The company provides conventional office, warehouse and manufacturing space on long-term leases to larger blue chips, as well as smaller, flexible work and storage spaces let for shorter periods to SMEs and one-man bands.
Last week the company released a solid trading update for the year to end-March. Despite the more challenging economic backdrop amid higher debt funding costs, Sirius achieved an overall 8.1% increase in its rent roll (7.7% on a like-for-like basis).
Brendon Hubbard, portfolio manager at ClucasGray Investment Management, says it’s the ninth consecutive year that management has been able to grow rentals more than 5%.
He believes Sirius is heavily undervalued at current levels of just more than R17. Though the share price is up 30% from its end-September 2022 lows of R13, it’s still way below end-2021 peaks of R30, and places the stock at a 20% discount to NAV.
Sirius’s operating platform offers to the property letting market what booking.com and Airbnb offer to the travel industry
— Brendon Hubbard
Hubbard says Sirius should in fact be trading at a 20% premium to NAV. Apart from higher rates hitting Europe-focused real estate companies especially hard, he ascribes Sirius’s large discount to the company’s operating platform not being included in NAV calculations.
He says the latter is Sirius’s most important asset and key to why it’s so successful in sweating assets and continuously growing rental income.

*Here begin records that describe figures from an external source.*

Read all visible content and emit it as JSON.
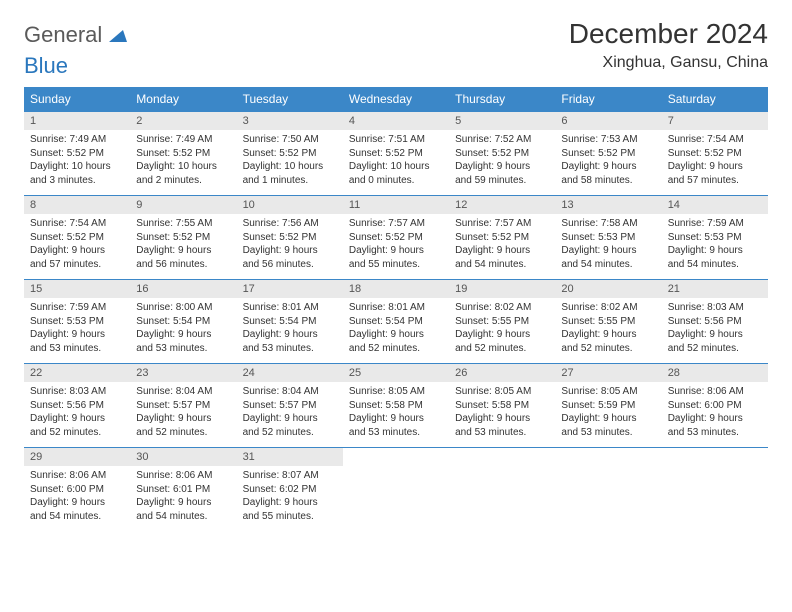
{
  "logo": {
    "word1": "General",
    "word2": "Blue"
  },
  "title": "December 2024",
  "subtitle": "Xinghua, Gansu, China",
  "colors": {
    "header_bg": "#3b87c8",
    "header_fg": "#ffffff",
    "daynum_bg": "#e9e9e9",
    "rule": "#3b87c8",
    "logo_gray": "#5a5a5a",
    "logo_blue": "#2a77bd"
  },
  "weekdays": [
    "Sunday",
    "Monday",
    "Tuesday",
    "Wednesday",
    "Thursday",
    "Friday",
    "Saturday"
  ],
  "weeks": [
    [
      {
        "n": "1",
        "sr": "Sunrise: 7:49 AM",
        "ss": "Sunset: 5:52 PM",
        "d1": "Daylight: 10 hours",
        "d2": "and 3 minutes."
      },
      {
        "n": "2",
        "sr": "Sunrise: 7:49 AM",
        "ss": "Sunset: 5:52 PM",
        "d1": "Daylight: 10 hours",
        "d2": "and 2 minutes."
      },
      {
        "n": "3",
        "sr": "Sunrise: 7:50 AM",
        "ss": "Sunset: 5:52 PM",
        "d1": "Daylight: 10 hours",
        "d2": "and 1 minutes."
      },
      {
        "n": "4",
        "sr": "Sunrise: 7:51 AM",
        "ss": "Sunset: 5:52 PM",
        "d1": "Daylight: 10 hours",
        "d2": "and 0 minutes."
      },
      {
        "n": "5",
        "sr": "Sunrise: 7:52 AM",
        "ss": "Sunset: 5:52 PM",
        "d1": "Daylight: 9 hours",
        "d2": "and 59 minutes."
      },
      {
        "n": "6",
        "sr": "Sunrise: 7:53 AM",
        "ss": "Sunset: 5:52 PM",
        "d1": "Daylight: 9 hours",
        "d2": "and 58 minutes."
      },
      {
        "n": "7",
        "sr": "Sunrise: 7:54 AM",
        "ss": "Sunset: 5:52 PM",
        "d1": "Daylight: 9 hours",
        "d2": "and 57 minutes."
      }
    ],
    [
      {
        "n": "8",
        "sr": "Sunrise: 7:54 AM",
        "ss": "Sunset: 5:52 PM",
        "d1": "Daylight: 9 hours",
        "d2": "and 57 minutes."
      },
      {
        "n": "9",
        "sr": "Sunrise: 7:55 AM",
        "ss": "Sunset: 5:52 PM",
        "d1": "Daylight: 9 hours",
        "d2": "and 56 minutes."
      },
      {
        "n": "10",
        "sr": "Sunrise: 7:56 AM",
        "ss": "Sunset: 5:52 PM",
        "d1": "Daylight: 9 hours",
        "d2": "and 56 minutes."
      },
      {
        "n": "11",
        "sr": "Sunrise: 7:57 AM",
        "ss": "Sunset: 5:52 PM",
        "d1": "Daylight: 9 hours",
        "d2": "and 55 minutes."
      },
      {
        "n": "12",
        "sr": "Sunrise: 7:57 AM",
        "ss": "Sunset: 5:52 PM",
        "d1": "Daylight: 9 hours",
        "d2": "and 54 minutes."
      },
      {
        "n": "13",
        "sr": "Sunrise: 7:58 AM",
        "ss": "Sunset: 5:53 PM",
        "d1": "Daylight: 9 hours",
        "d2": "and 54 minutes."
      },
      {
        "n": "14",
        "sr": "Sunrise: 7:59 AM",
        "ss": "Sunset: 5:53 PM",
        "d1": "Daylight: 9 hours",
        "d2": "and 54 minutes."
      }
    ],
    [
      {
        "n": "15",
        "sr": "Sunrise: 7:59 AM",
        "ss": "Sunset: 5:53 PM",
        "d1": "Daylight: 9 hours",
        "d2": "and 53 minutes."
      },
      {
        "n": "16",
        "sr": "Sunrise: 8:00 AM",
        "ss": "Sunset: 5:54 PM",
        "d1": "Daylight: 9 hours",
        "d2": "and 53 minutes."
      },
      {
        "n": "17",
        "sr": "Sunrise: 8:01 AM",
        "ss": "Sunset: 5:54 PM",
        "d1": "Daylight: 9 hours",
        "d2": "and 53 minutes."
      },
      {
        "n": "18",
        "sr": "Sunrise: 8:01 AM",
        "ss": "Sunset: 5:54 PM",
        "d1": "Daylight: 9 hours",
        "d2": "and 52 minutes."
      },
      {
        "n": "19",
        "sr": "Sunrise: 8:02 AM",
        "ss": "Sunset: 5:55 PM",
        "d1": "Daylight: 9 hours",
        "d2": "and 52 minutes."
      },
      {
        "n": "20",
        "sr": "Sunrise: 8:02 AM",
        "ss": "Sunset: 5:55 PM",
        "d1": "Daylight: 9 hours",
        "d2": "and 52 minutes."
      },
      {
        "n": "21",
        "sr": "Sunrise: 8:03 AM",
        "ss": "Sunset: 5:56 PM",
        "d1": "Daylight: 9 hours",
        "d2": "and 52 minutes."
      }
    ],
    [
      {
        "n": "22",
        "sr": "Sunrise: 8:03 AM",
        "ss": "Sunset: 5:56 PM",
        "d1": "Daylight: 9 hours",
        "d2": "and 52 minutes."
      },
      {
        "n": "23",
        "sr": "Sunrise: 8:04 AM",
        "ss": "Sunset: 5:57 PM",
        "d1": "Daylight: 9 hours",
        "d2": "and 52 minutes."
      },
      {
        "n": "24",
        "sr": "Sunrise: 8:04 AM",
        "ss": "Sunset: 5:57 PM",
        "d1": "Daylight: 9 hours",
        "d2": "and 52 minutes."
      },
      {
        "n": "25",
        "sr": "Sunrise: 8:05 AM",
        "ss": "Sunset: 5:58 PM",
        "d1": "Daylight: 9 hours",
        "d2": "and 53 minutes."
      },
      {
        "n": "26",
        "sr": "Sunrise: 8:05 AM",
        "ss": "Sunset: 5:58 PM",
        "d1": "Daylight: 9 hours",
        "d2": "and 53 minutes."
      },
      {
        "n": "27",
        "sr": "Sunrise: 8:05 AM",
        "ss": "Sunset: 5:59 PM",
        "d1": "Daylight: 9 hours",
        "d2": "and 53 minutes."
      },
      {
        "n": "28",
        "sr": "Sunrise: 8:06 AM",
        "ss": "Sunset: 6:00 PM",
        "d1": "Daylight: 9 hours",
        "d2": "and 53 minutes."
      }
    ],
    [
      {
        "n": "29",
        "sr": "Sunrise: 8:06 AM",
        "ss": "Sunset: 6:00 PM",
        "d1": "Daylight: 9 hours",
        "d2": "and 54 minutes."
      },
      {
        "n": "30",
        "sr": "Sunrise: 8:06 AM",
        "ss": "Sunset: 6:01 PM",
        "d1": "Daylight: 9 hours",
        "d2": "and 54 minutes."
      },
      {
        "n": "31",
        "sr": "Sunrise: 8:07 AM",
        "ss": "Sunset: 6:02 PM",
        "d1": "Daylight: 9 hours",
        "d2": "and 55 minutes."
      },
      {
        "empty": true
      },
      {
        "empty": true
      },
      {
        "empty": true
      },
      {
        "empty": true
      }
    ]
  ]
}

“Sirius’s operating platform offers to the property letting market what booking.com and Airbnb offer to the travel industry. So it doesn’t make sense not to include it in the valuation,’’ he says.
Hubbard expects Sirius to deliver earnings growth of about 20% for the year to March, which places it on an attractive forward earnings yield of 9.6% (in euro).
London-based Panmure Gordon Securities last week confirmed a buy recommendation on Sirius, highlighting management’s debt refinancing successes and active capital recycling strategy as major positives.
An investor note says that though Sirius’s cost of debt is up slightly over the past year it’s still low at an average 1.9%. In addition, 90% of the group’s debt has a maturity of more than three years.
Panmure expects dividend payouts to increase by about 23% for the year to end-March. It has placed an LSE target price of 96p on Sirius, which represents a 26% increase on the 76p at which the stock was trading late last week.